Chauvin put his elbow on the table and held his head in his hands.
“I’m tired.”
Anne Desbaresdes filled her glass and passed it to him. He didn’t refuse.
“I can keep quiet,” she said apologetically.
“No.”
He laid his hand beside hers on the table, in the shadow cast by his body.
“The garden gate was locked as usual, The weather was lovely, almost no wind. The bay windows on the ground floor were lighted.”
The patronne put her red sweater aside, rinsed some glasses, and, for the first time, did not seem concerned about whether they would stay on for a while or not. It was close to quitting time.
“We don’t have much time left,” Chauvin said.
The sun began to set. He watched it draw slow, fawn-colored patterns on the back wall.

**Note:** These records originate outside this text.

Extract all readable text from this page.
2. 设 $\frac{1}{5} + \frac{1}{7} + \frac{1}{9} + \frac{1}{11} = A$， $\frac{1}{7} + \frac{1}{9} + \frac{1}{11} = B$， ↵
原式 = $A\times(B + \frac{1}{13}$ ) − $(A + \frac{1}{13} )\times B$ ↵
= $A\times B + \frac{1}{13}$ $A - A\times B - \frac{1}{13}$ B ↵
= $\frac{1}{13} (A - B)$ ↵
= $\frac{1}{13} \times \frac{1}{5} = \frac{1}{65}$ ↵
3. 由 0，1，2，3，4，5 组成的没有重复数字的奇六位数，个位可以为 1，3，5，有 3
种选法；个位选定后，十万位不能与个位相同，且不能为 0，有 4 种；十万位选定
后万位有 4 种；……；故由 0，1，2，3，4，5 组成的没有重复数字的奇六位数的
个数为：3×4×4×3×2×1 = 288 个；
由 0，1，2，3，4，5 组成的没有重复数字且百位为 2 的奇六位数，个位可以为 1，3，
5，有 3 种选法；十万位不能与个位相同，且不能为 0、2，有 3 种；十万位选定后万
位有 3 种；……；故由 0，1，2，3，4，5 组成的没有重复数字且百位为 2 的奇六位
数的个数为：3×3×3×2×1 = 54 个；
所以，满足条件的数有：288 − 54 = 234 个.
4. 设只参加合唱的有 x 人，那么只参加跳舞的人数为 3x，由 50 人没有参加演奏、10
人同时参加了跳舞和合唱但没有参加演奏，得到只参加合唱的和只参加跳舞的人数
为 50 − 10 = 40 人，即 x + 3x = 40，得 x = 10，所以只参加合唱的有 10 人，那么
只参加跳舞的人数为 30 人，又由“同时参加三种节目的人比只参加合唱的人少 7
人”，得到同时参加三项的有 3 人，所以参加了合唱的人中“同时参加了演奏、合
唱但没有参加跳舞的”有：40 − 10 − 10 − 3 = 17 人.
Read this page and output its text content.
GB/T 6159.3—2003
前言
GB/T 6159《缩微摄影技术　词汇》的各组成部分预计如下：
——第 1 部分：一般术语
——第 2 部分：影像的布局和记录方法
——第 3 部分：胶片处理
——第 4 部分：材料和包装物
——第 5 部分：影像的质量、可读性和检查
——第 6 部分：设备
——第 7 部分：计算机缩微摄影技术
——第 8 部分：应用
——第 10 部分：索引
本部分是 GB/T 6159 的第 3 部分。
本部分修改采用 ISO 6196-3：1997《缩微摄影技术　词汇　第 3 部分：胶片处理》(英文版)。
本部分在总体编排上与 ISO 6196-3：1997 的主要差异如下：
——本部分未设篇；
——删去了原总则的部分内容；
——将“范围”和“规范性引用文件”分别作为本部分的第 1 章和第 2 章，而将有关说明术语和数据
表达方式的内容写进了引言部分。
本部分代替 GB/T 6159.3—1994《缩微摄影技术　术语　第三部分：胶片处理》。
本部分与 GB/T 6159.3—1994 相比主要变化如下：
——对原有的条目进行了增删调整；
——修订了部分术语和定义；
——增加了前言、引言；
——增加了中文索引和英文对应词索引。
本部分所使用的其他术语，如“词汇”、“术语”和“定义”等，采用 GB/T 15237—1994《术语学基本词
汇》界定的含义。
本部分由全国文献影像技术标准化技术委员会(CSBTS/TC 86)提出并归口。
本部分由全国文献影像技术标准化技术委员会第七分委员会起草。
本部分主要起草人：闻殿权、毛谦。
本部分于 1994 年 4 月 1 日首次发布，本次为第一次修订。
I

“My child,” Anne Desbaresdes said, “I didn’t have time to tell you . . .”
“I know,” Chauvin said.
She withdrew her hand from the table, and kept staring at Chauvin’s hand which was still there. It was shaking. Then, in her impatience, she moaned softly—so softly that the sound of the radio covered it, and he alone heard it.
“Sometimes,” she said, “I think I must have invented him.”
“I know all I want to about your child,” Chauvin said harshly.
Anne Desbaresdes moaned again, louder than before. Again she put her hand on the table. His eyes followed her movement and finally, painfully, he understood and lifted his own leaden hand and placed it on hers. Their hands were so cold they were touching only in intention, an illusion, in order for this to be fulfilled, for the sole reason that it should be fulfilled, none other, it was no longer possible. And yet, with their hands frozen in this funereal pose, Anne Desbaresdes stopped moaning.